Nel riquadro Sending Mail, oltre alla già citata Immediate Send, potete
settare le seguenti opzioni:

May use
quoted-printable
Se non barrata, disabilita l'uso
della codifica quoted-printable
(usatelo se spedite posta a
persone che non riescono a
ricevere correttamente questi
messaggi).
Word wrap
Se barrata, verranno
automaticamente inseriti degli "a
capo" nei messaggi in partenza,
in modo da contenere ciascuna
riga entro una larghezza
predefinita.
Keep copies of outgoing
mail
Se non barrata, i messaggi che
spedite non verranno
memorizzati sul vostro
computer.
Use signature
Se non barrata, non potrete
usare una signature (firma
testuale).


Nel riquadro Attachments potrete stabilire il tipo di codifica usata per i file binari
che accluderete ai vostri messaggi (operazione di cui si riparlerà): le scelte sono
tra MIME, ossia base 64, e BinHex, e la modalità consigliata è la prima, a meno
che non dobbiate spedire i file a persone che lavorino in ambiente Macintosh. E'
possibile inoltre specificare la directory (Attachment directory) in cui si
vuole che siano memorizzati i file binari acclusi ai messaggi che ricevete: per
modificarla basta premere sulla barra (il valore di default è la directory MAILBOX
all'interno di quella in cui è installato Eudora). Infine, barrando la casella Put
text attachments in the body of the message è possibile far sì che i
file binari vengano inclusi nel corpo del messaggio e non come file esterni.

Nel riquadro Fonts & Display potrete stabilire, tra le altre cose, i font da
utilizzare per visualizzare i messaggi sullo schermo (Screen Font) e per
stamparli (Print Font).

Nel riquadro Getting Attention potrete controllare le azioni che Eudora farà
per attirare la vostra attenzione quando arriva nuova posta; in particolare, se avete
una scheda audio correttamente configurata Eudora farà emettere un suono
all'altoparlante. Potete modificare questo suono, a patto di disporre di un vostro
campione digitalizzato in formato .WAV; basterà premere sulla barra che compare
nel riquadro e selezionare il vostro file.

Quanto sopra dovrebbe essere sufficiente per far funzionare correttamente
Eudora; tuttavia, si possono aggiungere alcune indicazioni.

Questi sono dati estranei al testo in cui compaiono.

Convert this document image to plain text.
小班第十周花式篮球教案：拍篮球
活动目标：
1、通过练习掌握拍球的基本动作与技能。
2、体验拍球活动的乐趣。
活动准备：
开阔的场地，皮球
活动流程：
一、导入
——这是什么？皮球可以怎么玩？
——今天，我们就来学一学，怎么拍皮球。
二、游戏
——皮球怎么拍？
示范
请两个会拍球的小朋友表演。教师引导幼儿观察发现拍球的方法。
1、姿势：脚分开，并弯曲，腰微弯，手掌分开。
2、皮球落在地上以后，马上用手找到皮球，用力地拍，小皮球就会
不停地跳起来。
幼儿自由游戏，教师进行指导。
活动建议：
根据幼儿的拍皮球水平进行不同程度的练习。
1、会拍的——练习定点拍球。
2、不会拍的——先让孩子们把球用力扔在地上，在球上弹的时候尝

Innanzi tutto, il POP
Account deve corrispondere nella realtà al login di cui disponete presso il server
POP3. Tipicamente, questo significa che se il nomeutente che costituisce la
prima parte del vostro indirizzo di posta elettronica differisce dal login con cui vi
collegate al provider, quello da utilizzare è il secondo, e in questo caso il POP
Account differisce dal vostro indirizzo di posta elettronica, che vi converrà invece
inserire nella configurazione nella riga Return Address. (Diciamo pure che di
questi particolari tecnici dovrebbe occuparsi il provider, e dovrebbe essere lui a
dirvi come riempire i vari campi della configurazione, ma visto che spesso non lo
fa...)

Oltre a questo, potrebbero esserci dei problemi nell'usare Eudora per spedire
messaggi tramite server SMTP particolarmente vecchi, che non provvedono ad
inserire automaticamente la data nei messaggi in partenza. Se quindi ricevete
indietro dei messaggi che avete spedito, con indicazioni del tipo "manca la data",
leggete il file README.TXT posto nella directory di Eudora per ulteriori spiegazioni.

 

14.13. Come si usa Eudora?
P N - - Sul vostro schermo, quando caricate Eudora, sono presenti due “mailbox”,
denominate In e Out. (Se non sono visibili, potete selezionare la relativa opzione
nel menu Mailbox.) Nella mailbox In sono contenuti i messaggi in arrivo, nella
Out quelli in uscita. Notate che queste “mailbox”, di cui si continuerà a parlare per
tutto il paragrafo, sono conservate sul vostro computer, all’interno della directory
di Eudora, e sono una cosa ben diversa dalla vostra casella di posta elettronica,
che è invece situata sul computer del vostro provider; semplicemente, sono dei
"contenitori di messaggi" che vi serviranno per tenere un po’ d’ordine nella vostra
posta. A ciascuno dei vostri messaggi corrisponderà difatti una riga in una
mailbox, in cui saranno evidenziati la data, il mittente o destinatario, la lunghezza e
l’argomento, più una prima colonna nella quale vi saranno fornite informazioni sullo
stato del messaggio, tramite codici spiegati nel seguito; facendo doppio clic sulla
riga corrispondente al messaggio verrà aperta una nuova finestra in cui potrete
leggere o modificare il messaggio stesso.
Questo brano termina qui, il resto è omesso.